GE betreibt in seinem 2015 neu errichteten Werk in Botevgrad bei Sofia sechs Produktionslinien – zwei davon bereits auf die FMD-konforme Produktion ausgelegt. Im Vorgriff auf die FMD-Richtlinie begann GE frühzeitig, die Produktion neu auszurichten. Erstmals wurde die Produktionsstätte vom österreichischen Prüfinstitut AGES im Jahr 2006 zertifiziert. In den vergangenen Jahren erfolgten zahlreiche Audits und Re-Audits von Kunden sowie der bulgarischen Gesundheitsbehörde BDA (Bulgarian Drug Agency).

Neben der Produktion betreibt GE Pharmaceuticals in Botevgrad moderne chemische und mikrobiologische Labors, verfügt über eine eigene Abteilung „Regulatory Affairs“ und bietet auf Basis dieser Infrastruktur seine Value-Added-Services an – wie das Einholen von Import- und Exportgenehmigungen, die Zoll-Abwicklung, EU-Retests, Stabilitätsuntersuchungen und Marktfreigaben.

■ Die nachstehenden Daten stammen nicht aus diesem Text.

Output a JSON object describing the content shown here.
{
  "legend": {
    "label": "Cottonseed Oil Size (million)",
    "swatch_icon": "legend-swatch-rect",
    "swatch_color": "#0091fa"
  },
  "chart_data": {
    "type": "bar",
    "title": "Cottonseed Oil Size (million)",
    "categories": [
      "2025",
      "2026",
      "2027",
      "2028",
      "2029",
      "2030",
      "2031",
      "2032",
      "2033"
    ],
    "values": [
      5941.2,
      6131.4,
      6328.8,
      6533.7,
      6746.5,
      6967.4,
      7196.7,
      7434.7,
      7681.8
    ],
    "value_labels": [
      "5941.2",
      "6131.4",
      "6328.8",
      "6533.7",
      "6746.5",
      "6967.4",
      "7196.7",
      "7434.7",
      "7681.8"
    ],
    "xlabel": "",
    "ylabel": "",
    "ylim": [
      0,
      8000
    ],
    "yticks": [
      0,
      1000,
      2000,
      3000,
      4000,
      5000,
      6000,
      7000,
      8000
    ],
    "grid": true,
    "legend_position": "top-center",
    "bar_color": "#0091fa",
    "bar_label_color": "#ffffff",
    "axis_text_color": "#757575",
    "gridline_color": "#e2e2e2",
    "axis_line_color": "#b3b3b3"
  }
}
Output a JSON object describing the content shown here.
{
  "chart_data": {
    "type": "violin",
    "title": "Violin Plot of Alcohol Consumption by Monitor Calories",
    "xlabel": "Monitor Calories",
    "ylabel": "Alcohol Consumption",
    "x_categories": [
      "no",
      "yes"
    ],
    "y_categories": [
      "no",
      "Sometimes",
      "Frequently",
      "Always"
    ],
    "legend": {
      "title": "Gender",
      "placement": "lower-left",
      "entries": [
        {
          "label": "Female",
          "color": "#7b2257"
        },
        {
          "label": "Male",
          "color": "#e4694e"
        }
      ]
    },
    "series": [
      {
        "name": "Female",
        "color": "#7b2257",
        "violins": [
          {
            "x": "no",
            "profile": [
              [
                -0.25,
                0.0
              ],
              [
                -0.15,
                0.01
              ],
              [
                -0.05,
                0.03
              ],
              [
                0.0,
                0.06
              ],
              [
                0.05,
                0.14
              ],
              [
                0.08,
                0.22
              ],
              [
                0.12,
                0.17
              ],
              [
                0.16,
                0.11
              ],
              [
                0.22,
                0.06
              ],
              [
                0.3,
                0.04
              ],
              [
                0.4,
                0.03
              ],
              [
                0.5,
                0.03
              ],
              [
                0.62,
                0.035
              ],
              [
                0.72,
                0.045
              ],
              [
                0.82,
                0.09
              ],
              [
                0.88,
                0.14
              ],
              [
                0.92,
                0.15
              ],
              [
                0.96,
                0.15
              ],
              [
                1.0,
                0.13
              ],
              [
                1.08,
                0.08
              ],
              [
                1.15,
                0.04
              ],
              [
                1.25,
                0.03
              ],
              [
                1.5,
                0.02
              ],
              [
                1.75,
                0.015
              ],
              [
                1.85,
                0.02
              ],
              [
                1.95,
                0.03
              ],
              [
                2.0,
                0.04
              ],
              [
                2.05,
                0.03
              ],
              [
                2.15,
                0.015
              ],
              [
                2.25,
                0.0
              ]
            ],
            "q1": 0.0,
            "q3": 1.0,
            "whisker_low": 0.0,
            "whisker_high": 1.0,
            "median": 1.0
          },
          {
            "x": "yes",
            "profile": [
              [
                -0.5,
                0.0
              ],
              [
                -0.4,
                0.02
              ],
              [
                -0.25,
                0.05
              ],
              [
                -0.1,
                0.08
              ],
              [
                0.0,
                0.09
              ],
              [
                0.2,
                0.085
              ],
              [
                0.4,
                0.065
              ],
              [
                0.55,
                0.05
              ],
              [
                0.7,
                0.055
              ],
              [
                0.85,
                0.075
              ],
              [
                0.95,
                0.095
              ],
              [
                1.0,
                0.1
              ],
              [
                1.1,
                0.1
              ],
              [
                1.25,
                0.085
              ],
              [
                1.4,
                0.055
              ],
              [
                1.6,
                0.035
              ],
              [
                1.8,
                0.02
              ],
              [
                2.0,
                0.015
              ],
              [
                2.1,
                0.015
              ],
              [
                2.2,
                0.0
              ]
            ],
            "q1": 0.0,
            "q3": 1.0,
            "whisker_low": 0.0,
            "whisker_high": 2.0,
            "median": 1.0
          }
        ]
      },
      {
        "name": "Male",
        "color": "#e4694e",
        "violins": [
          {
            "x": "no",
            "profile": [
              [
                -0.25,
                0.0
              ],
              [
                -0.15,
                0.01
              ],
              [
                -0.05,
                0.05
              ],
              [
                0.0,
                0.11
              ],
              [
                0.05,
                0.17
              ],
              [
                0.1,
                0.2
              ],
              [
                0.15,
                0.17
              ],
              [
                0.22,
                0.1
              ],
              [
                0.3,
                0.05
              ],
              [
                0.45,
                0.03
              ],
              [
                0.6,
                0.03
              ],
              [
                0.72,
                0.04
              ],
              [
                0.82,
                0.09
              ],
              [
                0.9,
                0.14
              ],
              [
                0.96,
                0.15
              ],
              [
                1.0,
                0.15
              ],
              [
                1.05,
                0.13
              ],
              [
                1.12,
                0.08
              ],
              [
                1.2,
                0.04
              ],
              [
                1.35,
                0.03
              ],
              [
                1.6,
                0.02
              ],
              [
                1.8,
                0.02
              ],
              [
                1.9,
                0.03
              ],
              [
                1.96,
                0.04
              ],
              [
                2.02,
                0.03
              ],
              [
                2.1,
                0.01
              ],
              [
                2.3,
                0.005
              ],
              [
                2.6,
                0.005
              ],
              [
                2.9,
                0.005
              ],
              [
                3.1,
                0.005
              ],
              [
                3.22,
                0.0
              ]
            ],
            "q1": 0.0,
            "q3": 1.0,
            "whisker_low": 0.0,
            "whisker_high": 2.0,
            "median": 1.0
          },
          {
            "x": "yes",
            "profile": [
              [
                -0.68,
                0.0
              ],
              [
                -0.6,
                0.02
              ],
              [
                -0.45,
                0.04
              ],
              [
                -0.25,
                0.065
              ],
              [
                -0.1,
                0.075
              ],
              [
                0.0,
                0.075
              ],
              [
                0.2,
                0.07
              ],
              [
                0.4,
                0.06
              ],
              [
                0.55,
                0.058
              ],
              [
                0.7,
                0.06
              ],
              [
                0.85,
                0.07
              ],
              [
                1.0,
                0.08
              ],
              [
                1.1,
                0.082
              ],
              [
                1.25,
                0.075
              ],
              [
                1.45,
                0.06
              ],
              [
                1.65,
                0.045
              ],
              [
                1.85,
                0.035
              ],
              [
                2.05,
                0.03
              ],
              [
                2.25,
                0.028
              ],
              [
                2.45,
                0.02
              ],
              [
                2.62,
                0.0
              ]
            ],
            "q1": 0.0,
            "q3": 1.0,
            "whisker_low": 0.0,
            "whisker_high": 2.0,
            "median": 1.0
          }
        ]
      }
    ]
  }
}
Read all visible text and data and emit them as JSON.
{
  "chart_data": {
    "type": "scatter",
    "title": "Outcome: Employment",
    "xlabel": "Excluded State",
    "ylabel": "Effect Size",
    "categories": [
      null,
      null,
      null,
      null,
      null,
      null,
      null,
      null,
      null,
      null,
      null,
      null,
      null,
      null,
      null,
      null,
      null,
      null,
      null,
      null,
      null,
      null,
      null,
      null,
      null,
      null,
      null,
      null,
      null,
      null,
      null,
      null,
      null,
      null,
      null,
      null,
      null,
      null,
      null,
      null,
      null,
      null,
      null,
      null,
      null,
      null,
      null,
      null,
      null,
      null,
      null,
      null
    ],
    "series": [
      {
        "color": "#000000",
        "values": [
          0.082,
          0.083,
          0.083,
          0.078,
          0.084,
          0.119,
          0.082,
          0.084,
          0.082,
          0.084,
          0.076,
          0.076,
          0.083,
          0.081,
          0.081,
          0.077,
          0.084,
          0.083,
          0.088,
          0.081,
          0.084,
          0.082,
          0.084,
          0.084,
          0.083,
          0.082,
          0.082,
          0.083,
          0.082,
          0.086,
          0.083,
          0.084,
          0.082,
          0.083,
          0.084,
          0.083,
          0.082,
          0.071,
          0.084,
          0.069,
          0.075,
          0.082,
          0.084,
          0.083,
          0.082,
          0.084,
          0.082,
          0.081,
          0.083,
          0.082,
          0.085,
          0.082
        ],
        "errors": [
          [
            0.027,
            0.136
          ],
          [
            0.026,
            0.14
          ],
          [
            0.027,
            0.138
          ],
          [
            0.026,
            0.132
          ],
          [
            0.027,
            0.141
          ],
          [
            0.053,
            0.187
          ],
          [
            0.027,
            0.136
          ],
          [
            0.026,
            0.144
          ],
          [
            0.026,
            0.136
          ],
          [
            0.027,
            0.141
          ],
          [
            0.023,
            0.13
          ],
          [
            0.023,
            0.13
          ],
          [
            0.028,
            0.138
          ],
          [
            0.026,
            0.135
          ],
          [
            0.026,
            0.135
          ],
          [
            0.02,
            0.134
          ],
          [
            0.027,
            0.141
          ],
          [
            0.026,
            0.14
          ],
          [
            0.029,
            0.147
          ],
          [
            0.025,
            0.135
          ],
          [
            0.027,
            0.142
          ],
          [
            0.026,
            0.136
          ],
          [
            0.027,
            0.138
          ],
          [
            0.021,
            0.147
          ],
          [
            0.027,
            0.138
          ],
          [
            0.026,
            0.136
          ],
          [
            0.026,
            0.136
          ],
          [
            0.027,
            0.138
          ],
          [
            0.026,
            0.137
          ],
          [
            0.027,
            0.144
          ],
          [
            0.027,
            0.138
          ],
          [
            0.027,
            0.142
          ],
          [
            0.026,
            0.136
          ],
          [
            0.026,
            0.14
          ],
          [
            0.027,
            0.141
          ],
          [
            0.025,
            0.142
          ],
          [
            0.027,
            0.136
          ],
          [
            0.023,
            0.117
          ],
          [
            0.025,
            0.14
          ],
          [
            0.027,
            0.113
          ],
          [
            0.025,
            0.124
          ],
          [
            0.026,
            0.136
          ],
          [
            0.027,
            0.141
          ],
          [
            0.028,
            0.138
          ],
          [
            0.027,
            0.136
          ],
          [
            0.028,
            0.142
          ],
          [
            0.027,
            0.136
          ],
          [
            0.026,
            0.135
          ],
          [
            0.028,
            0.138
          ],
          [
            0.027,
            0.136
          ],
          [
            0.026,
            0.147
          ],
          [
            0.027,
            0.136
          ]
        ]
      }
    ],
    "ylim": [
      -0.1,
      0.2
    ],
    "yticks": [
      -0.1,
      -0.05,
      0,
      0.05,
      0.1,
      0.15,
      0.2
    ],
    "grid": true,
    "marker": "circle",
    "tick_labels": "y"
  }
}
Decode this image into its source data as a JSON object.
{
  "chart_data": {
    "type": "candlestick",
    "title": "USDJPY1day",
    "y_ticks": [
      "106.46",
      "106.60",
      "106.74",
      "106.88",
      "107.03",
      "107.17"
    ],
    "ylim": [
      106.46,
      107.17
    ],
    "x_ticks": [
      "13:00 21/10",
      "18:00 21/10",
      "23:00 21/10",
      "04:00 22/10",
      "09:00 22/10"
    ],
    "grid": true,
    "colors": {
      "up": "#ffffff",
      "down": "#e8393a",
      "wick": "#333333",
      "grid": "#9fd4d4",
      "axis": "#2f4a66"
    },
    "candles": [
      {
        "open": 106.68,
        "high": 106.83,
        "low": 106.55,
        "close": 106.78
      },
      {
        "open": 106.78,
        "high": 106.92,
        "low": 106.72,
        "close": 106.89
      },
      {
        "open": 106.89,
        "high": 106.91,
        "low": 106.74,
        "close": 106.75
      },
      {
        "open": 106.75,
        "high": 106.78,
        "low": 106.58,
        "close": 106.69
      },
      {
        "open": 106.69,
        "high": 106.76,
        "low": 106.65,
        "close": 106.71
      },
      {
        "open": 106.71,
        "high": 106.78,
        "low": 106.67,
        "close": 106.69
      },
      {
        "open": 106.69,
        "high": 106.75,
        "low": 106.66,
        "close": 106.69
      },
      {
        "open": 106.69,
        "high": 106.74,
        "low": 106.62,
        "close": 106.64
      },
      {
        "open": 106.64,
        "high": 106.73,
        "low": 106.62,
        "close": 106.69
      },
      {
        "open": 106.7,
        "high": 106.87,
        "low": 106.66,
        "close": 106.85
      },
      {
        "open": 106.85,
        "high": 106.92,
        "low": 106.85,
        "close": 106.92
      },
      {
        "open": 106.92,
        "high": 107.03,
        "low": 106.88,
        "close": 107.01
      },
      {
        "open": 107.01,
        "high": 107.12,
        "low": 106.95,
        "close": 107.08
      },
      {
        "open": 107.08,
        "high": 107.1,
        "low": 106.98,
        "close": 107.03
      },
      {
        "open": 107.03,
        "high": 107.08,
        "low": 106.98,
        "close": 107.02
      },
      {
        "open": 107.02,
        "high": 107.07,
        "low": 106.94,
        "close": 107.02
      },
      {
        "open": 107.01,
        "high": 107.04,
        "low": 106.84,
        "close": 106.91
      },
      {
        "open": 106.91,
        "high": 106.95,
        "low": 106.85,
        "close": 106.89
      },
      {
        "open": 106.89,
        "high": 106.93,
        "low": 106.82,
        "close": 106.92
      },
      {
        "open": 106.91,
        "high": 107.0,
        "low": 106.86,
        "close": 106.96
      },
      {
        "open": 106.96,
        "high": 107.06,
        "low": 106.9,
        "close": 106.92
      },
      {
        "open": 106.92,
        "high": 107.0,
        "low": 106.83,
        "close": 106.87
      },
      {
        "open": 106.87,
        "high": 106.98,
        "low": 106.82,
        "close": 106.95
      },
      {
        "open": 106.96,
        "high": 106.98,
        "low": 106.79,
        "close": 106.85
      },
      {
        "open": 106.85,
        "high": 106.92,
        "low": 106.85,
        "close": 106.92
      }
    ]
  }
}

Das chemische Labor von GE umfasst ein umfangreiches Equipment zur Analyse von Primärpackmitteln, Bulkware und pharmazeutischen Fertigprodukten. Das mikrobiologische Labor prüft insbesondere die mikrobiologische Qualität von nicht-sterilen medizinischen Produkten, Primärverpackungen und von Nahrungsergänzungsmitteln. Zudem werden die Wasserqualität, die GMP-konformen Reinräume und das Equipment regelmäßig kontrolliert. Drei Klimakammern mit unterschiedlichen Temperatur- und Luftfeuchtigkeitszonen stehen für Langzeit-Stabilitätstests zur Verfügung. Hier laufen derzeit Stabilitätsstudien für rund 120 verschiedene Arzneimittel von insgesamt 15 GE-Kunden.